Setting up Jenkins pipeline seems to be one of the key task achieving ideal way of adopting continuous delivery. While going through this phase, we are going through a lot of new learnings, with the aspect of different team development cycle, technology, platform needs and clients expectation. This place is a great place to document best practices to set up Jenkins jobs.

Practices

  • Break Job to a granular level: A single Jenkins job to perform multiple tasks is not ideal. Jenkins is a just a build tool and it's not smart enough to know which step has been failed. The essence of creating a pipeline is breaking up a single build process in smaller steps, each having its own responsibility. In this way faster and more specific feedback can be returned.
  • The most reliable builds are the one which builds clean and builds fully from Source Code Control.
  • All Jenkins builds must follow the packaging principle. Build Once, Deploy Anywhere.
  • If you are having own instance of Jenkins, make sure it's secure with user credentials.
  • Right usage of plugins is highly expected. There are tons of plugins available for free in Jenkins marketplace. Quite useful plugins are
    • Delivery pipeline plugin
    • Join plugin
    • Mailer
    • Parameterized Trigger Plugin
    • Clone Workspace SCM Plug-in
    • Build Monitor Plugin

Rollback

If anything goes wrong in critical deployments, first and foremost thing comes in mind and that is Rollback. Considering its importance, still rollback strategy is most undervalued concept in Jenkins jobs and pipeline setup.
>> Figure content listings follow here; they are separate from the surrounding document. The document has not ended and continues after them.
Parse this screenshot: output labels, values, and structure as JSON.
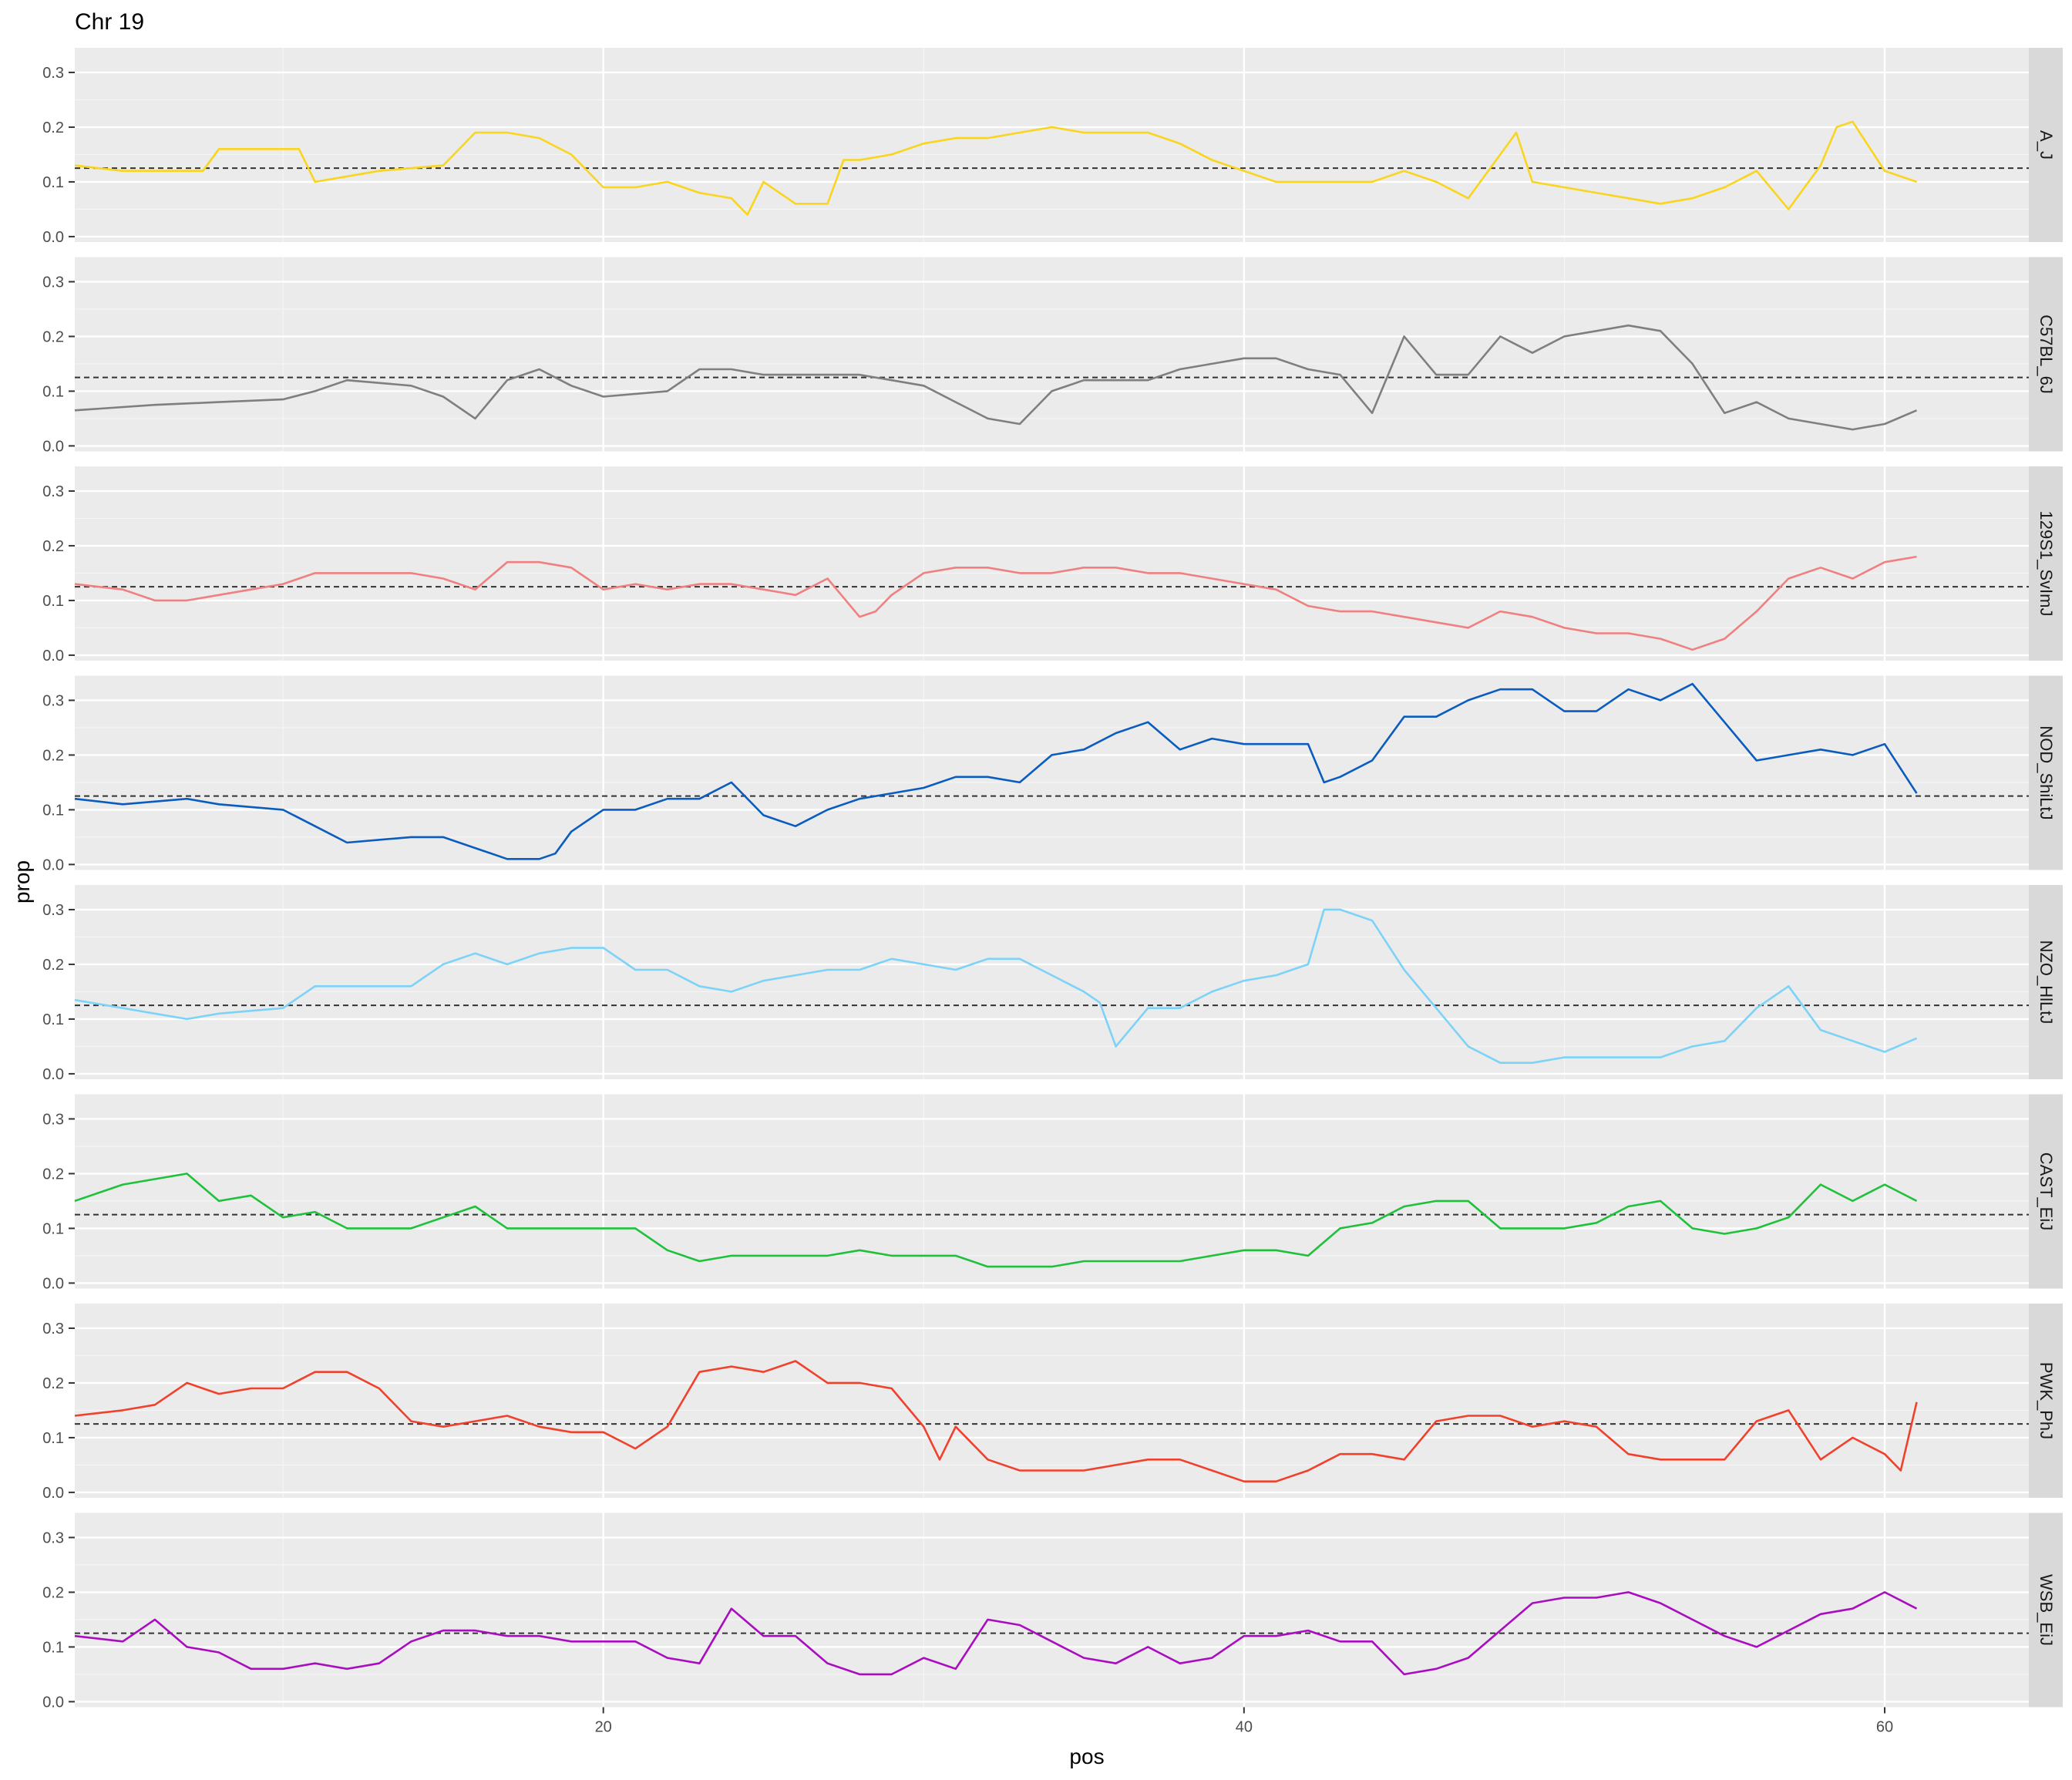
{
  "chart_data": {
    "type": "line",
    "title": "Chr 19",
    "xlabel": "pos",
    "ylabel": "prop",
    "xlim": [
      3.5,
      64.5
    ],
    "ylim": [
      -0.01,
      0.345
    ],
    "x_ticks": [
      20,
      40,
      60
    ],
    "y_ticks": [
      0.0,
      0.1,
      0.2,
      0.3
    ],
    "x_tick_labels": [
      "20",
      "40",
      "60"
    ],
    "y_tick_labels": [
      "0.0",
      "0.1",
      "0.2",
      "0.3"
    ],
    "reference_line": 0.125,
    "grid": true,
    "legend": "none",
    "facet_strip_position": "right",
    "series": [
      {
        "name": "A_J",
        "color": "#F9D51D",
        "x": [
          3.5,
          5,
          6,
          7.5,
          8,
          10.5,
          11,
          12,
          13,
          15,
          16,
          17,
          18,
          19,
          20,
          21,
          22,
          22.5,
          23,
          24,
          24.5,
          25,
          26,
          27,
          27.5,
          28,
          29,
          30,
          31,
          32,
          33,
          34,
          35,
          36,
          37,
          37.5,
          38,
          39,
          40,
          41,
          42,
          43,
          44,
          45,
          46,
          47,
          48,
          48.5,
          49,
          50,
          51,
          52,
          53,
          54,
          55,
          56,
          57,
          58,
          58.5,
          59,
          60,
          61
        ],
        "y": [
          0.13,
          0.12,
          0.12,
          0.12,
          0.16,
          0.16,
          0.1,
          0.11,
          0.12,
          0.13,
          0.19,
          0.19,
          0.18,
          0.15,
          0.09,
          0.09,
          0.1,
          0.09,
          0.08,
          0.07,
          0.04,
          0.1,
          0.06,
          0.06,
          0.14,
          0.14,
          0.15,
          0.17,
          0.18,
          0.18,
          0.19,
          0.2,
          0.19,
          0.19,
          0.19,
          0.18,
          0.17,
          0.14,
          0.12,
          0.1,
          0.1,
          0.1,
          0.1,
          0.12,
          0.1,
          0.07,
          0.15,
          0.19,
          0.1,
          0.09,
          0.08,
          0.07,
          0.06,
          0.07,
          0.09,
          0.12,
          0.05,
          0.13,
          0.2,
          0.21,
          0.12,
          0.1
        ]
      },
      {
        "name": "C57BL_6J",
        "color": "#7F7F7F",
        "x": [
          3.5,
          6,
          8,
          10,
          11,
          12,
          14,
          15,
          16,
          17,
          18,
          19,
          20,
          22,
          23,
          24,
          25,
          26,
          27,
          28,
          29,
          30,
          31,
          32,
          33,
          34,
          35,
          36,
          37,
          38,
          39,
          40,
          41,
          42,
          43,
          44,
          45,
          46,
          47,
          48,
          49,
          50,
          51,
          52,
          53,
          54,
          55,
          56,
          57,
          58,
          59,
          60,
          61
        ],
        "y": [
          0.065,
          0.075,
          0.08,
          0.085,
          0.1,
          0.12,
          0.11,
          0.09,
          0.05,
          0.12,
          0.14,
          0.11,
          0.09,
          0.1,
          0.14,
          0.14,
          0.13,
          0.13,
          0.13,
          0.13,
          0.12,
          0.11,
          0.08,
          0.05,
          0.04,
          0.1,
          0.12,
          0.12,
          0.12,
          0.14,
          0.15,
          0.16,
          0.16,
          0.14,
          0.13,
          0.06,
          0.2,
          0.13,
          0.13,
          0.2,
          0.17,
          0.2,
          0.21,
          0.22,
          0.21,
          0.15,
          0.06,
          0.08,
          0.05,
          0.04,
          0.03,
          0.04,
          0.065
        ]
      },
      {
        "name": "129S1_SvImJ",
        "color": "#F08080",
        "x": [
          3.5,
          5,
          6,
          7,
          8,
          9,
          10,
          11,
          12,
          14,
          15,
          16,
          17,
          18,
          19,
          20,
          21,
          22,
          23,
          24,
          25,
          26,
          27,
          28,
          28.5,
          29,
          30,
          31,
          32,
          33,
          34,
          35,
          36,
          37,
          38,
          39,
          40,
          41,
          42,
          43,
          44,
          45,
          46,
          47,
          48,
          49,
          50,
          51,
          52,
          53,
          54,
          55,
          56,
          57,
          58,
          59,
          60,
          61
        ],
        "y": [
          0.13,
          0.12,
          0.1,
          0.1,
          0.11,
          0.12,
          0.13,
          0.15,
          0.15,
          0.15,
          0.14,
          0.12,
          0.17,
          0.17,
          0.16,
          0.12,
          0.13,
          0.12,
          0.13,
          0.13,
          0.12,
          0.11,
          0.14,
          0.07,
          0.08,
          0.11,
          0.15,
          0.16,
          0.16,
          0.15,
          0.15,
          0.16,
          0.16,
          0.15,
          0.15,
          0.14,
          0.13,
          0.12,
          0.09,
          0.08,
          0.08,
          0.07,
          0.06,
          0.05,
          0.08,
          0.07,
          0.05,
          0.04,
          0.04,
          0.03,
          0.01,
          0.03,
          0.08,
          0.14,
          0.16,
          0.14,
          0.17,
          0.18
        ]
      },
      {
        "name": "NOD_ShiLtJ",
        "color": "#0A5CBF",
        "x": [
          3.5,
          5,
          7,
          8,
          10,
          11,
          12,
          14,
          15,
          16,
          17,
          18,
          18.5,
          19,
          20,
          21,
          22,
          23,
          24,
          25,
          26,
          27,
          28,
          29,
          30,
          31,
          32,
          33,
          34,
          35,
          36,
          37,
          38,
          39,
          40,
          41,
          42,
          42.5,
          43,
          44,
          45,
          46,
          47,
          48,
          49,
          50,
          51,
          52,
          53,
          54,
          55,
          56,
          57,
          58,
          59,
          60,
          61
        ],
        "y": [
          0.12,
          0.11,
          0.12,
          0.11,
          0.1,
          0.07,
          0.04,
          0.05,
          0.05,
          0.03,
          0.01,
          0.01,
          0.02,
          0.06,
          0.1,
          0.1,
          0.12,
          0.12,
          0.15,
          0.09,
          0.07,
          0.1,
          0.12,
          0.13,
          0.14,
          0.16,
          0.16,
          0.15,
          0.2,
          0.21,
          0.24,
          0.26,
          0.21,
          0.23,
          0.22,
          0.22,
          0.22,
          0.15,
          0.16,
          0.19,
          0.27,
          0.27,
          0.3,
          0.32,
          0.32,
          0.28,
          0.28,
          0.32,
          0.3,
          0.33,
          0.26,
          0.19,
          0.2,
          0.21,
          0.2,
          0.22,
          0.13
        ]
      },
      {
        "name": "NZO_HlLtJ",
        "color": "#7DD3F7",
        "x": [
          3.5,
          5,
          6,
          7,
          8,
          10,
          11,
          12,
          14,
          15,
          16,
          17,
          18,
          19,
          20,
          21,
          22,
          23,
          24,
          25,
          26,
          27,
          28,
          29,
          30,
          31,
          32,
          33,
          34,
          35,
          35.5,
          36,
          37,
          38,
          39,
          40,
          41,
          42,
          42.5,
          43,
          44,
          45,
          46,
          47,
          48,
          49,
          50,
          51,
          52,
          53,
          54,
          55,
          56,
          57,
          58,
          59,
          60,
          61
        ],
        "y": [
          0.135,
          0.12,
          0.11,
          0.1,
          0.11,
          0.12,
          0.16,
          0.16,
          0.16,
          0.2,
          0.22,
          0.2,
          0.22,
          0.23,
          0.23,
          0.19,
          0.19,
          0.16,
          0.15,
          0.17,
          0.18,
          0.19,
          0.19,
          0.21,
          0.2,
          0.19,
          0.21,
          0.21,
          0.18,
          0.15,
          0.13,
          0.05,
          0.12,
          0.12,
          0.15,
          0.17,
          0.18,
          0.2,
          0.3,
          0.3,
          0.28,
          0.19,
          0.12,
          0.05,
          0.02,
          0.02,
          0.03,
          0.03,
          0.03,
          0.03,
          0.05,
          0.06,
          0.12,
          0.16,
          0.08,
          0.06,
          0.04,
          0.065
        ]
      },
      {
        "name": "CAST_EiJ",
        "color": "#1FC13B",
        "x": [
          3.5,
          4,
          5,
          6,
          7,
          8,
          9,
          10,
          11,
          12,
          14,
          15,
          16,
          17,
          18,
          19,
          20,
          21,
          22,
          23,
          24,
          25,
          26,
          27,
          28,
          29,
          30,
          31,
          32,
          33,
          34,
          35,
          36,
          37,
          38,
          39,
          40,
          41,
          42,
          43,
          44,
          45,
          46,
          47,
          48,
          49,
          50,
          51,
          52,
          53,
          54,
          55,
          56,
          57,
          58,
          59,
          60,
          61
        ],
        "y": [
          0.15,
          0.16,
          0.18,
          0.19,
          0.2,
          0.15,
          0.16,
          0.12,
          0.13,
          0.1,
          0.1,
          0.12,
          0.14,
          0.1,
          0.1,
          0.1,
          0.1,
          0.1,
          0.06,
          0.04,
          0.05,
          0.05,
          0.05,
          0.05,
          0.06,
          0.05,
          0.05,
          0.05,
          0.03,
          0.03,
          0.03,
          0.04,
          0.04,
          0.04,
          0.04,
          0.05,
          0.06,
          0.06,
          0.05,
          0.1,
          0.11,
          0.14,
          0.15,
          0.15,
          0.1,
          0.1,
          0.1,
          0.11,
          0.14,
          0.15,
          0.1,
          0.09,
          0.1,
          0.12,
          0.18,
          0.15,
          0.18,
          0.15
        ]
      },
      {
        "name": "PWK_PhJ",
        "color": "#F0412C",
        "x": [
          3.5,
          5,
          6,
          7,
          8,
          9,
          10,
          11,
          12,
          13,
          14,
          15,
          16,
          17,
          18,
          19,
          20,
          21,
          22,
          23,
          24,
          25,
          26,
          27,
          28,
          29,
          30,
          30.5,
          31,
          32,
          33,
          34,
          35,
          36,
          37,
          38,
          39,
          40,
          41,
          42,
          43,
          44,
          45,
          46,
          47,
          48,
          49,
          50,
          51,
          52,
          53,
          54,
          55,
          56,
          57,
          58,
          59,
          60,
          60.5,
          61
        ],
        "y": [
          0.14,
          0.15,
          0.16,
          0.2,
          0.18,
          0.19,
          0.19,
          0.22,
          0.22,
          0.19,
          0.13,
          0.12,
          0.13,
          0.14,
          0.12,
          0.11,
          0.11,
          0.08,
          0.12,
          0.22,
          0.23,
          0.22,
          0.24,
          0.2,
          0.2,
          0.19,
          0.12,
          0.06,
          0.12,
          0.06,
          0.04,
          0.04,
          0.04,
          0.05,
          0.06,
          0.06,
          0.04,
          0.02,
          0.02,
          0.04,
          0.07,
          0.07,
          0.06,
          0.13,
          0.14,
          0.14,
          0.12,
          0.13,
          0.12,
          0.07,
          0.06,
          0.06,
          0.06,
          0.13,
          0.15,
          0.06,
          0.1,
          0.07,
          0.04,
          0.165
        ]
      },
      {
        "name": "WSB_EiJ",
        "color": "#A90DBF",
        "x": [
          3.5,
          5,
          6,
          7,
          8,
          9,
          10,
          11,
          12,
          13,
          14,
          15,
          16,
          17,
          18,
          19,
          20,
          21,
          22,
          23,
          24,
          25,
          26,
          27,
          28,
          29,
          30,
          31,
          32,
          33,
          34,
          35,
          36,
          37,
          38,
          39,
          40,
          41,
          42,
          43,
          44,
          45,
          46,
          47,
          48,
          49,
          50,
          51,
          52,
          53,
          54,
          55,
          56,
          57,
          58,
          59,
          60,
          61
        ],
        "y": [
          0.12,
          0.11,
          0.15,
          0.1,
          0.09,
          0.06,
          0.06,
          0.07,
          0.06,
          0.07,
          0.11,
          0.13,
          0.13,
          0.12,
          0.12,
          0.11,
          0.11,
          0.11,
          0.08,
          0.07,
          0.17,
          0.12,
          0.12,
          0.07,
          0.05,
          0.05,
          0.08,
          0.06,
          0.15,
          0.14,
          0.11,
          0.08,
          0.07,
          0.1,
          0.07,
          0.08,
          0.12,
          0.12,
          0.13,
          0.11,
          0.11,
          0.05,
          0.06,
          0.08,
          0.13,
          0.18,
          0.19,
          0.19,
          0.2,
          0.18,
          0.15,
          0.12,
          0.1,
          0.13,
          0.16,
          0.17,
          0.2,
          0.17
        ]
      }
    ]
  }
}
  • Revision number: Every Jenkins pipeline should use of pipeline revision number across its execution.
  • Define a pipeline that is strictly associated with a single revision within a version control system.
  • Code base should always go through step of Tag, label, or baseline after the successful build.

Configuration

  • Always Bootstrap Jenkins workspace from scratch to update with working copy prior to running the build goal/target.
  • Always configure your job to generate trend reports and automated testing when running a Testing jobs.
  • Use of public key authentication: By setting up the public key mechanism, anyone can log in from one system to another system without ever typing password. This is the real timesaver useful for Jenkins.
  • Use of Labels: Sometimes it's good to keep more diversity in build cluster. And one of the way to manage the diversity is using labels to a particular node. Right usage of the label helps team in the long run to identify the uniqueness of each node and help them to use it for rightful purpose.
  • Parallel execution is a great thing to see the results and feedback quickly. Every pipeline should find out the list of jobs which can be executed in parallel.

Maintenance

  • Every job should include relevant script to clean up the operation after completion to maintain cleanliness.
  • Jenkins should also include maintenance jobs such as cleanup operations to avoid full-disk problems.
  • Always no to Build Record Sprawl. You should discard old build with the configuration option.
  • Periodically team should archive unused jobs eventually removing them.
  • Almost every pipeline jobs eventually outgrow the ability to run builds on just one machine. Everyone should take Advantage of Distributed Builds. In larger systems, make sure all jobs run on slaves.

Notifications

  • Set up email notifications mapping to developers in the project, so that everyone on the team has his pulse on the project's current status.
  • Use of hipchat plugin, logging system is recommended.
  • Take steps to ensure failures are reported as soon as possible.